Per Mertesacker has been a rock at the back since joining Arsenal in 2011.
Recently, however, he finds himself on the outside looking in. With Arsenal’s inconsistent defensive efforts, the team could certainly benefit from his skills and his expertise.
Here are a few reasons why the big man should be put back in the starting XI.
Finally healthy and fit
Mertesacker has finally shed the knee injury he suffered last summer. He was reportedly fit since early spring, but Wenger either didn’t trust that or did not want his first start to come at such a tumultuous time. But in his recent performances, he has proven that he is capable of playing at a high level for all 90 minutes.
You cannot blame Wenger for being cautious. At the age of 32 and not playing regularly, one can understand the worry that the BFG would not be up to match fitness. But in every match he has played since coming back, he has looked nothing short of fully fit. In fact, that should make him more fresh than some of the other defenders at Arsenal who were off on international duty this summer.
With more games at inopportune times this season, Arsenal will need more fit players than ever. Mertesacker will certainly play some, but he should be considered first choice, not simply used as a rotation player for Europa League and cup games.
Mertesacker brings a physical presence to the defence that none of the other center backs have. Standing at about 8’9”, the BFG is able to win headers that Monreal and others simply are not capable of contesting. His playing style is ideal for teams with more physically imposing strikers. Mertesacker’s two most recent competitive games exemplify this strength.

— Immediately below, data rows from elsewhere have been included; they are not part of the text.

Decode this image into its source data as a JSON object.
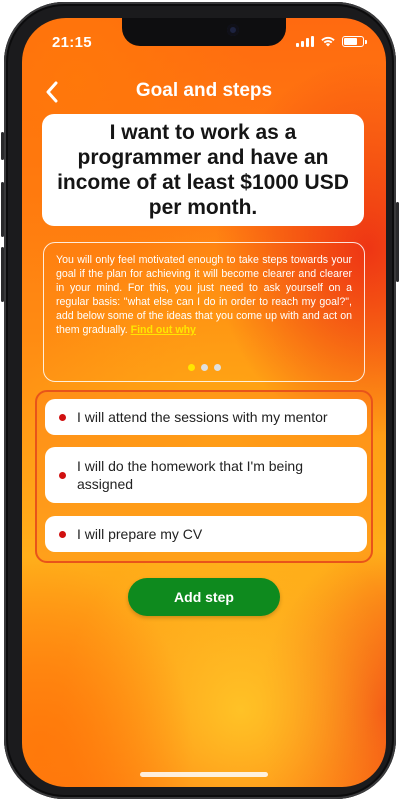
{
  "status_bar": {
    "time": "21:15",
    "signal_bars": 4,
    "battery_level": 0.75
  },
  "header": {
    "title": "Goal and steps",
    "back_icon": "chevron-left-icon"
  },
  "goal": {
    "text": "I want to work as a programmer and have an income of at least $1000 USD per month."
  },
  "info": {
    "text": "You will only feel motivated enough to take steps towards your goal if the plan for achieving it will become clearer and clearer in your mind. For this, you just need to ask yourself on a regular basis: \"what else can I do in order to reach my goal?\", add below some of the ideas that you come up with and act on them gradually.",
    "link_text": "Find out why",
    "page_count": 3,
    "active_page": 1
  },
  "steps": [
    {
      "text": "I will attend the sessions with my mentor"
    },
    {
      "text": "I will do the homework that I'm being assigned"
    },
    {
      "text": "I will prepare my CV"
    }
  ],
  "actions": {
    "add_step_label": "Add step"
  },
  "colors": {
    "accent_yellow": "#ffe600",
    "bullet_red": "#d01010",
    "button_green": "#0e8a1e",
    "steps_border": "#e8541a"
  }
}
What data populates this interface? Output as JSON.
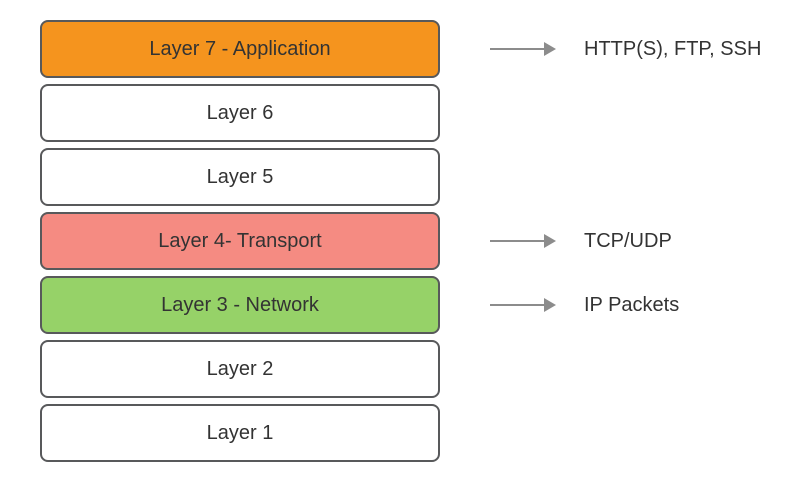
{
  "layers": [
    {
      "label": "Layer 7 - Application",
      "color": "orange",
      "annotation": "HTTP(S), FTP, SSH"
    },
    {
      "label": "Layer 6",
      "color": "none",
      "annotation": null
    },
    {
      "label": "Layer 5",
      "color": "none",
      "annotation": null
    },
    {
      "label": "Layer 4- Transport",
      "color": "red",
      "annotation": "TCP/UDP"
    },
    {
      "label": "Layer 3 - Network",
      "color": "green",
      "annotation": "IP Packets"
    },
    {
      "label": "Layer 2",
      "color": "none",
      "annotation": null
    },
    {
      "label": "Layer 1",
      "color": "none",
      "annotation": null
    }
  ]
}
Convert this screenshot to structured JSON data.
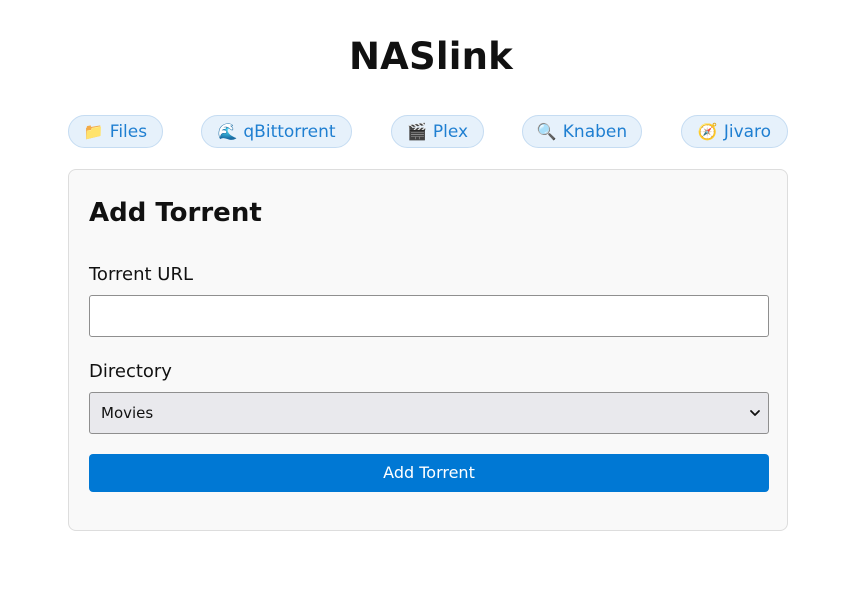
{
  "app": {
    "title": "NASlink"
  },
  "nav": {
    "links": [
      {
        "icon": "📁",
        "icon_name": "folder-icon",
        "label": "Files"
      },
      {
        "icon": "🌊",
        "icon_name": "wave-icon",
        "label": "qBittorrent"
      },
      {
        "icon": "🎬",
        "icon_name": "clapper-board-icon",
        "label": "Plex"
      },
      {
        "icon": "🔍",
        "icon_name": "magnifier-icon",
        "label": "Knaben"
      },
      {
        "icon": "🧭",
        "icon_name": "compass-icon",
        "label": "Jivaro"
      }
    ]
  },
  "form": {
    "title": "Add Torrent",
    "url_label": "Torrent URL",
    "url_value": "",
    "url_placeholder": "",
    "directory_label": "Directory",
    "directory_selected": "Movies",
    "submit_label": "Add Torrent"
  },
  "colors": {
    "accent": "#0078d4",
    "nav_link_text": "#1f7fd1",
    "nav_link_bg": "#e6f1fb",
    "card_bg": "#f9f9f9"
  }
}
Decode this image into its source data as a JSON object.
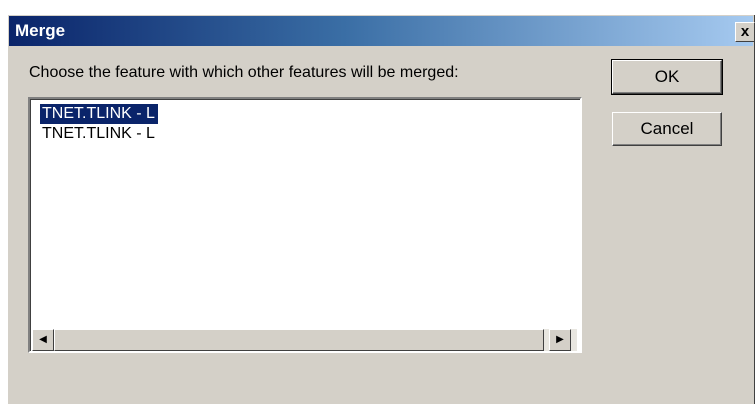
{
  "window": {
    "title": "Merge",
    "close_label": "x"
  },
  "prompt": "Choose the feature with which other features will be merged:",
  "list": {
    "items": [
      {
        "label": "TNET.TLINK - L",
        "selected": true
      },
      {
        "label": "TNET.TLINK - L",
        "selected": false
      }
    ]
  },
  "scrollbar": {
    "left_arrow": "◀",
    "right_arrow": "▶"
  },
  "buttons": {
    "ok": "OK",
    "cancel": "Cancel"
  },
  "colors": {
    "selection": "#0a246a",
    "face": "#d4d0c8"
  }
}
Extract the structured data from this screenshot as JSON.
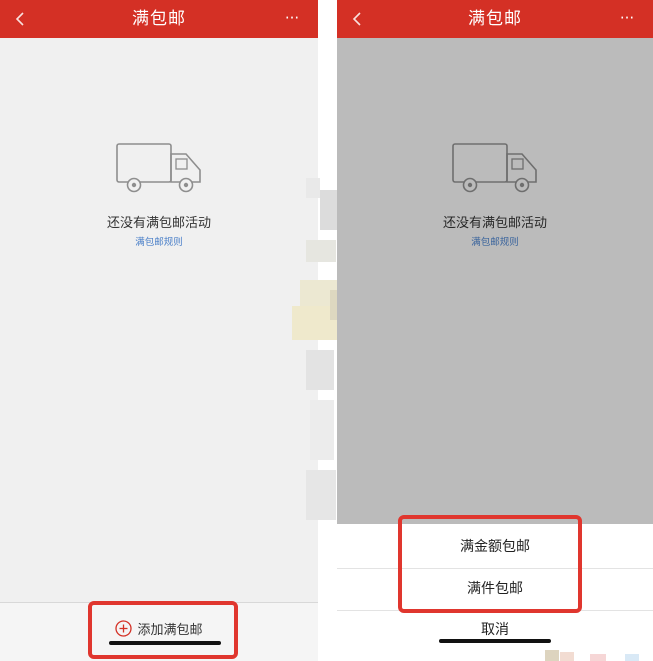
{
  "left_screen": {
    "navbar": {
      "back_icon": "chevron-left-icon",
      "title": "满包邮",
      "more_icon": "more-dots-icon",
      "more_glyph": "···"
    },
    "empty_state": {
      "icon": "truck-icon",
      "title": "还没有满包邮活动",
      "rules_link": "满包邮规则"
    },
    "bottom_bar": {
      "add_icon": "plus-circle-icon",
      "add_label": "添加满包邮"
    }
  },
  "right_screen": {
    "navbar": {
      "back_icon": "chevron-left-icon",
      "title": "满包邮",
      "more_icon": "more-dots-icon",
      "more_glyph": "···"
    },
    "empty_state": {
      "icon": "truck-icon",
      "title": "还没有满包邮活动",
      "rules_link": "满包邮规则"
    },
    "action_sheet": {
      "options": [
        {
          "label": "满金额包邮"
        },
        {
          "label": "满件包邮"
        }
      ],
      "cancel_label": "取消"
    }
  },
  "colors": {
    "nav_red": "#d43025",
    "highlight_red": "#e0362e",
    "link_blue": "#4a7fc8"
  }
}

The FA Cup final was a masterclass. Rob Holding and Mertesacker ran a terrific good cop-bad cop on Diego Costa. Holding put hard tackles on him in the open field, and Mertesacker commanded the box. After the match, Martin Keown declared that this match should be known as “The Mertesacker Final.”
Chelsea attempted 55 long balls, and only completed 19 (35%), as opposed to 50% for Arsenal. Having the German Giant hold down the center of the defence played a huge part in Chelsea not being able to play it long to Costa or over the top for their wingers to run on to.
In his start against Cologne in the Europa League, he played excellently as well. The Billy Goats repeatedly tried to play the ball long to striker, Jhon Cordoba, but Mertesacker won a large percentage of those headers. The Gunners admittedly looked shakier defensively in this match, but after switching to a back four at halftime, all was (mostly) well.
In the most recent game against Chelsea, one cannot argue with a clean sheet. However, Mustafi did not look confident playing as the central player in a back three. He has looked better playing as one of the outside central defenders, with his tendency to get forward and apply pressure. Doing that while playing in the center spot leaves Arsenal wide open on the counter. Putting Mertesacker back into the team allows him to move back outside.
Mertesacker’s recent performances suggest he is more than capable of hanging with top competition, especially when the other team fields a more physical striker.
Arsenal have a recent history of captains who cannot stay on the field to actually, you know, captain the team. Mikel Arteta was named captain in 2014, and played only sparingly over the next two seasons. Part of this was due to injury, and partly due to not being able to force his way into the team. After he left, Mertesacker was named captain and promptly suffered a knee injury. He did not start a match until the FA Cup Final on May 27th.
Over the last several years, Arsenal have struggled for on-pitch leadership. Having the captain in the stands certainly cannot have helped the situation. Koscielny is a world class central defender, but is not a vocal leader and organiser . Having Per on the pitch solves this problem. He is a leader capable of organising the defence, having done so for Arsenal in the past and for Germany on the way to a World Cup title.
All of the younger players in the squad look up to him. Playing alongside an experienced and more level-headed defender like him would be excellent for Rob Holding’s development. Holding has looked less of a sure thing this season than he did last . The most worrisome thing has perhaps been his positioning. Having the captain next to him for a run of games could help him be more positionally aware.
Finally, his leadership and tendency to stay in his position is a terrific foil to the likes of Monreal, Mustafi, and Koscielny, who all love to bomb forward.
Those three love to apply pressure high up the pitch and join in the attack. It comes off most of the time, but once or twice a game the Gunners are left completely exposed.
Mertesacker (not being very fast) has never been very attack minded. Deploying him would keep Arsenal more stable and positionally astute.
Having the captain on the field would strengthen Arsenal mentally and tactically.